Québec Native Women reacts to the request filed at the Public Inquiry Commission on relations between Indigenous Peoples and certain public services
Kahnawake, October 23rd, 2017 – Québec Native Women announces that it will no longer be represented by its lawyers at the hearings of the Public Inquiry Commission on relations between Indigenous Peoples and certain public services in Québec, due to financial realities limiting the organization’s access to legal expertise. QNW is extremely disappointed by the lack of continued support from the Secrétariat aux affaires autochtones (SAA) and other ministries we have contacted, and is very preoccupied by the impact that this decision can have the process.

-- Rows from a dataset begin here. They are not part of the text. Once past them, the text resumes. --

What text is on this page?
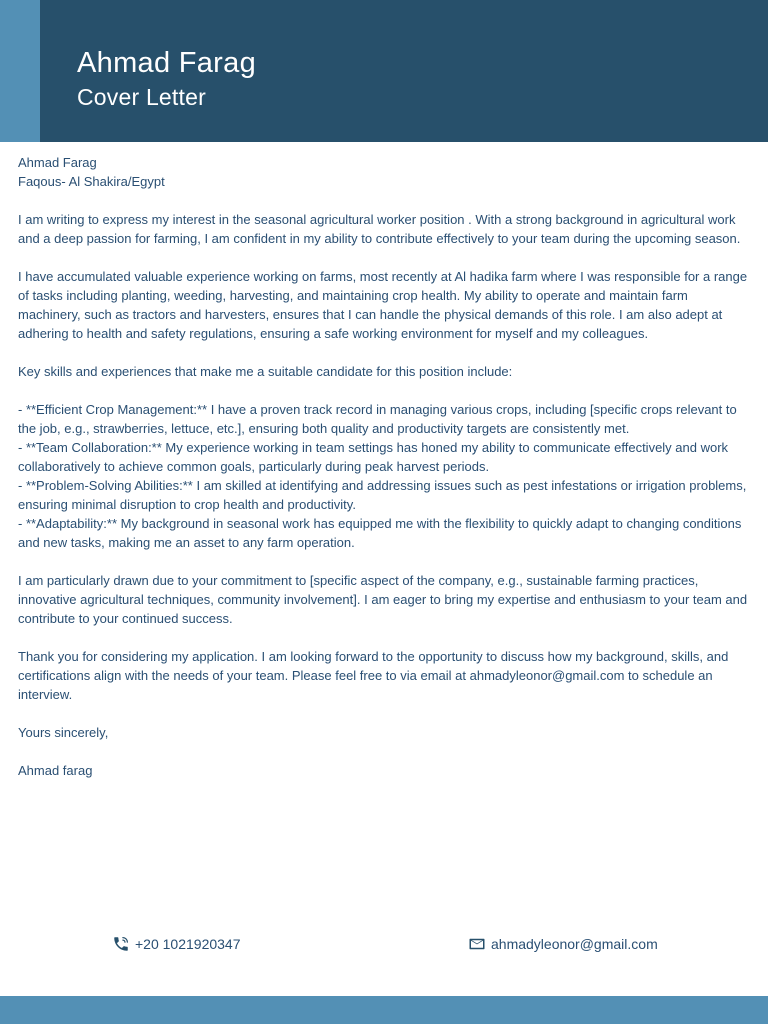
Ahmad Farag
Cover Letter

Ahmad Farag
Faqous- Al Shakira/Egypt

I am writing to express my interest in the seasonal agricultural worker position . With a strong background in agricultural work and a deep passion for farming, I am confident in my ability to contribute effectively to your team during the upcoming season.

I have accumulated valuable experience working on farms, most recently at Al hadika farm where I was responsible for a range of tasks including planting, weeding, harvesting, and maintaining crop health. My ability to operate and maintain farm machinery, such as tractors and harvesters, ensures that I can handle the physical demands of this role. I am also adept at adhering to health and safety regulations, ensuring a safe working environment for myself and my colleagues.

Key skills and experiences that make me a suitable candidate for this position include:

- **Efficient Crop Management:** I have a proven track record in managing various crops, including [specific crops relevant to the job, e.g., strawberries, lettuce, etc.], ensuring both quality and productivity targets are consistently met.
- **Team Collaboration:** My experience working in team settings has honed my ability to communicate effectively and work collaboratively to achieve common goals, particularly during peak harvest periods.
- **Problem-Solving Abilities:** I am skilled at identifying and addressing issues such as pest infestations or irrigation problems, ensuring minimal disruption to crop health and productivity.
- **Adaptability:** My background in seasonal work has equipped me with the flexibility to quickly adapt to changing conditions and new tasks, making me an asset to any farm operation.

I am particularly drawn due to your commitment to [specific aspect of the company, e.g., sustainable farming practices, innovative agricultural techniques, community involvement]. I am eager to bring my expertise and enthusiasm to your team and contribute to your continued success.

Thank you for considering my application. I am looking forward to the opportunity to discuss how my background, skills, and certifications align with the needs of your team. Please feel free to via email at ahmadyleonor@gmail.com to schedule an interview.

Yours sincerely,

Ahmad farag

+20 1021920347	ahmadyleonor@gmail.com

Since the beginning of this public inquiry, QNW submitted funding requests to the Québec government. QNW has expressed the necessity of its presence all throughout the process. A few days before the beginning of the hearings this fall, SAA offered an initial amount to our organization, allowing us to be present during the first weeks of hearings. On October 20th, the minister submitted a new proposal, clearly insufficient to allow the organization to continue to be represented until the end of the inquiry.
QNW reiterates the importance of this commission and the necessity for indigenous witnesses who will testify regarding the racism and discrimination they’ve experienced within public institutions to note the presence of a representative indigenous organization within the inquiry. It is these testimonies that will allow the inquiry to depict a complete picture of systemic problems existing within institutions. As soon as the inquiry was announced, QNW quickly informed the government that it was its responsibility to ensure a balanced legal representation, in order to fulfill the mandate of the inquiry. We are deeply disappointed that this fundamental right has not been assured for indigenous organizations.
QNW has maintained that it would actively participate in the hearings and, despite the irrefutable experience of the organization in matters of justice and defence of indigenous women’s rights, it is unrealistic to think that we can do so without adequate legal representation. To this end, our absence in future hearings will evidently create a deep imbalance of representation, in comparison to the Ministry of Justice and other instances that are legally represented. This imbalance could be perceived by many as an additional factor contributing to the systemic discrimination against indigenous people in public services, the present case being legal services.
“We have mobilized for the creation of this public inquiry. We want to participate in the hearings without any constraints. The government must be fully committed, and this also means ensuring that indigenous people are represented in the same way as public services. It is difficult to believe that the inquiry will fulfill its mandate without the assured presence of a legal expertise defending our rights”, states Viviane Michel, president of QNW.